Many voters insist that they are not influenced by campaign ads. But it is easy to hear echoes of recent commercials on a walk down Homewood Avenue -- a few blocks from the Heitgers' -- in this neighborhood of front porches, garage sales and $40,000 homes. "I'm not sure about Dukakis," said Steven Davis, a hospital security guard. "I like his ideas about better health care, but he also scares me a little about defense." Carl Bauer, a 72-year-old retiree, was scathingly critical of Bush's performance in the first debate, but will probably vote for him anyway, in part because "I don't like it that Dukakis is against the death penalty." In contrast, Phyllis Baldwin, a telephone operator, complained that "Mr. Bush said that Mr.
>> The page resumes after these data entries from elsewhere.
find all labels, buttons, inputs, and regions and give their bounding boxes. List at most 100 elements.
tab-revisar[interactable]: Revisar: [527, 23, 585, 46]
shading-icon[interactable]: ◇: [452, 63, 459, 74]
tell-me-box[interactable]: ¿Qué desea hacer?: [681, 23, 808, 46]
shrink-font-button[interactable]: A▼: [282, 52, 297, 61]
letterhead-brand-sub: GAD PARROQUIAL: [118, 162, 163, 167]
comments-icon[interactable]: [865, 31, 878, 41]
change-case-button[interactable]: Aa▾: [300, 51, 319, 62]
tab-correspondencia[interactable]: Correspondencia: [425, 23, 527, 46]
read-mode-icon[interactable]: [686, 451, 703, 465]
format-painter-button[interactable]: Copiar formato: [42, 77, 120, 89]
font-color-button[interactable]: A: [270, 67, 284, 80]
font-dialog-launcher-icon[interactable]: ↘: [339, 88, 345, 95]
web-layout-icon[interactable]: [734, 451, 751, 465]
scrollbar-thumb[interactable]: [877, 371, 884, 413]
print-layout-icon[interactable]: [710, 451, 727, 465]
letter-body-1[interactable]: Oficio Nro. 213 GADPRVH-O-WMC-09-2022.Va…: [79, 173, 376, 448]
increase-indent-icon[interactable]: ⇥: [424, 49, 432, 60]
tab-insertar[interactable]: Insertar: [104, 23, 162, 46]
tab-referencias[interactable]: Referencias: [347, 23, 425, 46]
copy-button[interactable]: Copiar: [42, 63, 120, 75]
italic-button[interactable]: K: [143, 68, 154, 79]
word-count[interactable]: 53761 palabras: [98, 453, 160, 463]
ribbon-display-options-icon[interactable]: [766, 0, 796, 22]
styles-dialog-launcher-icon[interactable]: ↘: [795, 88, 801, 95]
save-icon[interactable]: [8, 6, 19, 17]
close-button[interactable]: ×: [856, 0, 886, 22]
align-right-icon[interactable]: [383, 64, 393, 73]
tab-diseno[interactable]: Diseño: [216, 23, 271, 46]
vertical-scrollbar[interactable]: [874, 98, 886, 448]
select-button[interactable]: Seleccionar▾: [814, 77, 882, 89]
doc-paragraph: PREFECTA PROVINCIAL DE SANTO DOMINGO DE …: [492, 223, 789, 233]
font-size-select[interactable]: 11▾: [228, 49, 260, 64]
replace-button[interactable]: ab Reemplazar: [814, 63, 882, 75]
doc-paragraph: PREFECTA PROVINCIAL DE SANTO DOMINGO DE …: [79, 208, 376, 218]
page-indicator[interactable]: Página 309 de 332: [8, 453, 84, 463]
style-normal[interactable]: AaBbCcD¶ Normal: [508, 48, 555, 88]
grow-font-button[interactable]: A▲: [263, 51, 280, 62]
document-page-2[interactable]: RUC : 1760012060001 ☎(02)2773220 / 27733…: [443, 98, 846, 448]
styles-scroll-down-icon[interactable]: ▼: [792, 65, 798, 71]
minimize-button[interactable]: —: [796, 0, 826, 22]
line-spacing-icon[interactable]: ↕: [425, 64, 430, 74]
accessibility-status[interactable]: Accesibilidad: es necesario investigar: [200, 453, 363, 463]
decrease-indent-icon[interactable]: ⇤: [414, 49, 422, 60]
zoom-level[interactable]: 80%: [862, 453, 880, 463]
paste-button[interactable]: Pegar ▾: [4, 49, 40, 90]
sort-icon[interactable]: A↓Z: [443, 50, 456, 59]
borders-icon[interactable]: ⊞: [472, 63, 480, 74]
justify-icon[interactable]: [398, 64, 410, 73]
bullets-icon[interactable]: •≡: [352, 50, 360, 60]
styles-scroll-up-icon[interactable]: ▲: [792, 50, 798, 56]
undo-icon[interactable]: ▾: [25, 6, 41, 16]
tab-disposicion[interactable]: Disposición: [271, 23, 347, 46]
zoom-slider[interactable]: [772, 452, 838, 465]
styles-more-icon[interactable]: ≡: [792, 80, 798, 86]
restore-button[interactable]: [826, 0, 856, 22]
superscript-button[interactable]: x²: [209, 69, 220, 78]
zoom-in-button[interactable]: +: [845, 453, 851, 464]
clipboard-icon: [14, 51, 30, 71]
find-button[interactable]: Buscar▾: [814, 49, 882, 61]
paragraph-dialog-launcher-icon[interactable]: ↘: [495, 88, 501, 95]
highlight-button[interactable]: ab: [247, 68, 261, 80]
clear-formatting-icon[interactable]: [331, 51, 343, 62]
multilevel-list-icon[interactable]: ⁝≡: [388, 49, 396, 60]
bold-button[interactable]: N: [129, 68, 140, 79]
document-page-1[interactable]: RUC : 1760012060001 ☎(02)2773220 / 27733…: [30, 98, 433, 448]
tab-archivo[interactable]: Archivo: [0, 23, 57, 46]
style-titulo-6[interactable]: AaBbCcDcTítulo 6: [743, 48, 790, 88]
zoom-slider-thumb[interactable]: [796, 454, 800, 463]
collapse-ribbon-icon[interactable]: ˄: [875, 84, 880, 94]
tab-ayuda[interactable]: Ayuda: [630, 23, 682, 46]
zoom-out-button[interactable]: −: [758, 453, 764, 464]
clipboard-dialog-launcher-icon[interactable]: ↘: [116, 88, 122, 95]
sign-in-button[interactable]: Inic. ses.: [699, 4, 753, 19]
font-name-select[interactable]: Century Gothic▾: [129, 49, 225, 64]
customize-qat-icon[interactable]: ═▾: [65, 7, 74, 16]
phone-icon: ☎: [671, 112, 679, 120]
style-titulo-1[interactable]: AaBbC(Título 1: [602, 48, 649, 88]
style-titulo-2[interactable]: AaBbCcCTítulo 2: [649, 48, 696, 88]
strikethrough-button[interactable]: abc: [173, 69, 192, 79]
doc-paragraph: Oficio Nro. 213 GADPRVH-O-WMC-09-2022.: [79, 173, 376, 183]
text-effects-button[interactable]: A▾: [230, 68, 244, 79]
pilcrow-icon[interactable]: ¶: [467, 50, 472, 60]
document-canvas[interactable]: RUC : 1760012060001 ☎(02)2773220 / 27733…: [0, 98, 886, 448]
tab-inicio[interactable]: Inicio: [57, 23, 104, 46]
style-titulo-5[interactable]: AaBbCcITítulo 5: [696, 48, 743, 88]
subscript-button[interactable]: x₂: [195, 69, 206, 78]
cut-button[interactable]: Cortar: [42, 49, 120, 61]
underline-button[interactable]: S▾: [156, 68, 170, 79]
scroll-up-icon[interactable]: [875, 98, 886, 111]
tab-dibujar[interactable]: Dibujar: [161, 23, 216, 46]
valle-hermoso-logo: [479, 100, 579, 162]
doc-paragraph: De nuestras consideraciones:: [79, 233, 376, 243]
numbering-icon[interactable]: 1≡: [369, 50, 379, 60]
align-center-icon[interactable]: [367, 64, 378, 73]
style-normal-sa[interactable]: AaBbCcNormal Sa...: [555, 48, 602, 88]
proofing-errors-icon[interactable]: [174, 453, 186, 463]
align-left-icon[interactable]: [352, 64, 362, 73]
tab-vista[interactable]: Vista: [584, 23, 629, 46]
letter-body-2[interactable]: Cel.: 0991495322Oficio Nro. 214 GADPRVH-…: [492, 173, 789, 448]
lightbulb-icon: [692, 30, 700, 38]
Dukakis is soft on crime, and I didn't find out until after the debate that crime in Massachusetts was down 13%." That figure was featured in a Dukakis ad in Toledo.
It might seem strange that commercials would play such an important role on Homewood Avenue when a flesh-and-blood candidate, Dukakis, was appearing last Tuesday at the Jeep plant, less than a mile away. But in a TV era, Dukakis was glimpsed by fewer than a thousand chosen Toledo residents during his four hours in the city. Local television was his true target. While the early- evening news stressed Dukakis' planned message ("I care about working men and women"), the media glow quickly dissipated. By 11 p.m., Dukakis was upstaged on two of the three local newscasts by a murder trial.
The election in the Heitgers' neighborhood may come down to a referendum on the economy. Republican claims of continued prosperity were bolstered by Friday's announcement that unemployment dropped 0.2 points in September, to 5.4%. But the Democratic argument that most new jobs tend to be low-paying was also bolstered, by a 1.3% decline in inflation-adjusted hourly wage rates.
Statistics like these are probably less important than personal perceptions. After the debate, Larry Kirsch, 57, a factory worker who has survived layoffs, and his wife Mearl were at the center of an argument about the local economy. Finally, Mearl turned to her friends and complained laughingly about her husband: "He's the one who has been screaming for eight years about the bad things Reagan did to us, and now he's gone all wishy-washy and is saying things aren't so bad." If that is the final verdict of west Toledo, Bush may successfully hold on to his slim but continuing lead in the polls.